Issues for Classroom Discussion
Decolonization is a vital interest of post-colonial writers. Decolonization involves the decolonization of various concepts, which include the following: history, patriarchy, boundaries, and self. Concretely, what does this vast abstraction mean?
Decolonizing history can include any of the following works and concepts: works by native authors, works using words from native languages, works which focus on native people, works which show the pain of being colonized, confrontational works, works which focus on the native struggle for independence, works which focus on ecology.
Decolonizing patriarchy can include the following works and concepts: works by female writers, works which focus on female characters, works which deal with an array of female issues - including divorce, child custody, legal and inheritance rights, marital infidelity, societal emphasis on male rights and prerogatives, female political power, and female education, work, and daily pursuits.
Decolonizing boundaries involves the critique of boundaries set up by colonialism, whether those boundaries are geographical, social, cultural, ethnic, artistic, or personal.
Decolonizing the self involves a confrontation with the notion of the self constructed by the language and ideology of the colonizers. It can explore such themes and metaphors as the difference between the outer and inner self, alienation, madness, mental breakdown, and finally, regenerative possibilities afforded by reconnection with one’s roots and one’s authentic identity.
Decolonizing art, for the artist, means breaking with slavish adherence to colonial models, including themes, forms, styles, and ideologies.
Discuss where Forster fits in this twentieth century literary movement.
Also, discuss the view by historian Niall Ferguson, expressed in “America: an Empire in Denial,” in The Chronicle of Higher Education, 28 Mar. 2003, B7-B10, that “no organization in history has done more to promote the free movement of goods, capital, and labor than the British empire in the 19th and early 20th centuries. And no organization has done more to impose Western norms of law, order, and governance around the world. To characterize all this as ‘gentlemanly capitalism’ risks underselling the scale—and modernity—of the achievement in the sphere of economics; just as criticism of the ‘ornamental’ (meaning hierarchical character) of British rule overseas tends to overlook the signal virtues of what were remarkably nonvenal administrations” (B9).

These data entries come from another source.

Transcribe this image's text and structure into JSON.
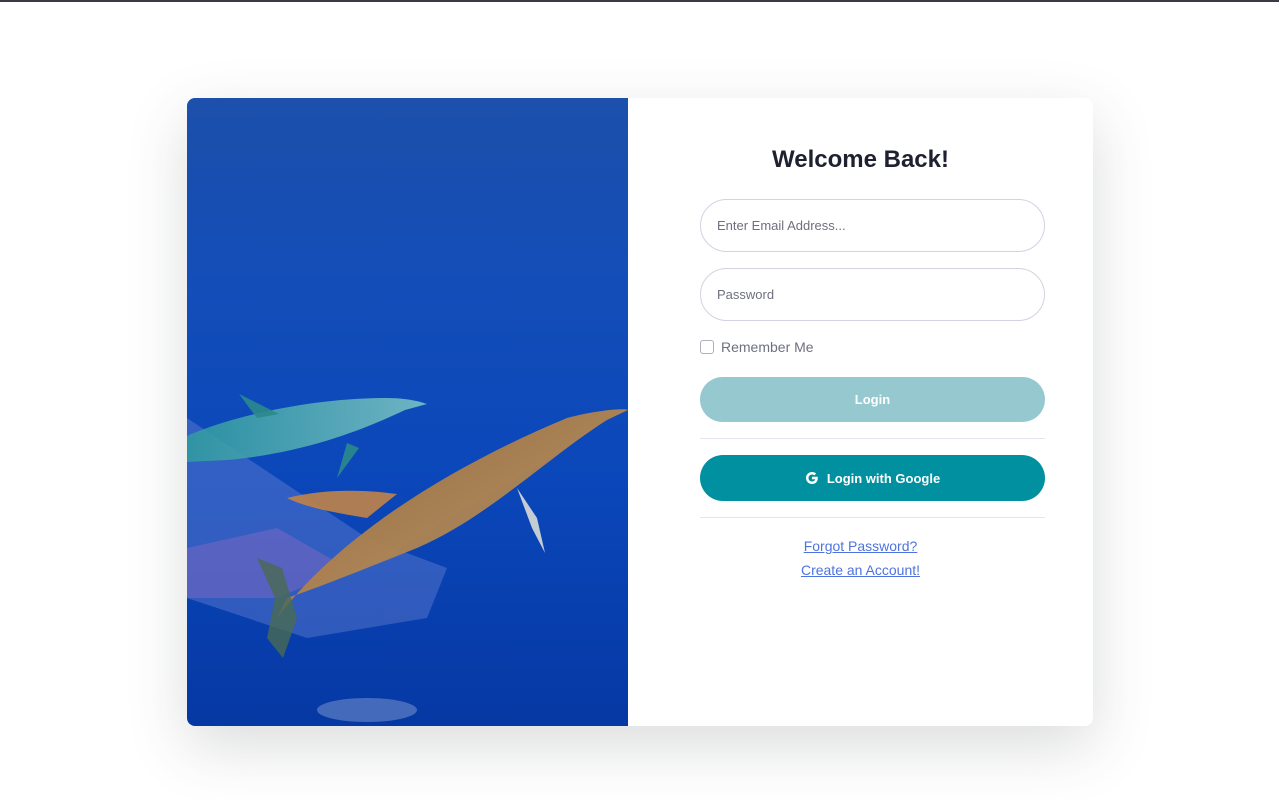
{
  "form": {
    "title": "Welcome Back!",
    "email_placeholder": "Enter Email Address...",
    "password_placeholder": "Password",
    "remember_label": "Remember Me",
    "remember_checked": false,
    "login_label": "Login",
    "google_label": "Login with Google",
    "forgot_link": "Forgot Password?",
    "create_link": "Create an Account!"
  },
  "image": {
    "subject": "dolphins-underwater-photo"
  },
  "colors": {
    "login_button": "#96c8cf",
    "google_button": "#00909f",
    "link": "#4e73df",
    "ocean": "#0a47b5"
  }
}
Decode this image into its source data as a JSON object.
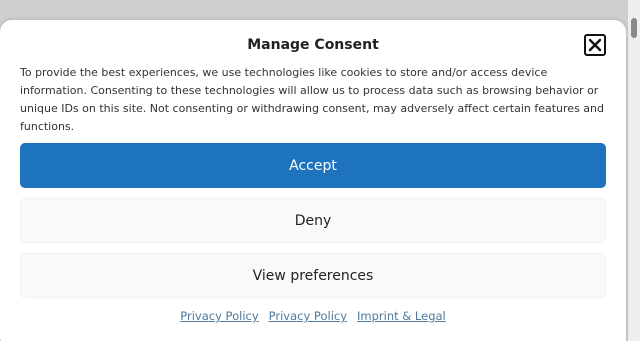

Ferguson believes that the British accomplished a lot, and that it is the fashion now to overlook their accomplishments and to emphasize their faults of empire. His list of what they brought to colonized countries is instructive:
1. The English language
2. English forms of land tenure
3. Scottish and English banking
4. The Common Law
5. Protestantism
6. Team sports
7. The limited or ‘night watchman’ state
8. Representative assemblies
9. The idea of liberty (B9)
Although Ferguson points out that the British did not live up to their own ideals, nevertheless they had many accomplishments, many of which are capitalist in nature, but also in areas of communications, rule of law, and, at times, maintenance of global peace (B10).
For balance in the discussion, also consider the views of Edward Said, in Culture and Imperialism, New York: Knopf, 1993. Said finds that Forster uses Passage to India to represent “vastness, incomprehensible creeds, secret motions, histories, and social forms” (200). He finds Forster’s sympathy to lie more with the Muslims than with the Hindus, but states that his “final lack of sympathy [for either] is obvious” (202). He finds that Forster plays down the opposition between India and Britain. He concedes that the portrait of India is affectionate and personal, but that India’s struggle for independence is not taken sufficiently seriously.
Carefully discuss Forster’s portrait of the main British and Indian characters, as well as his narrative tone.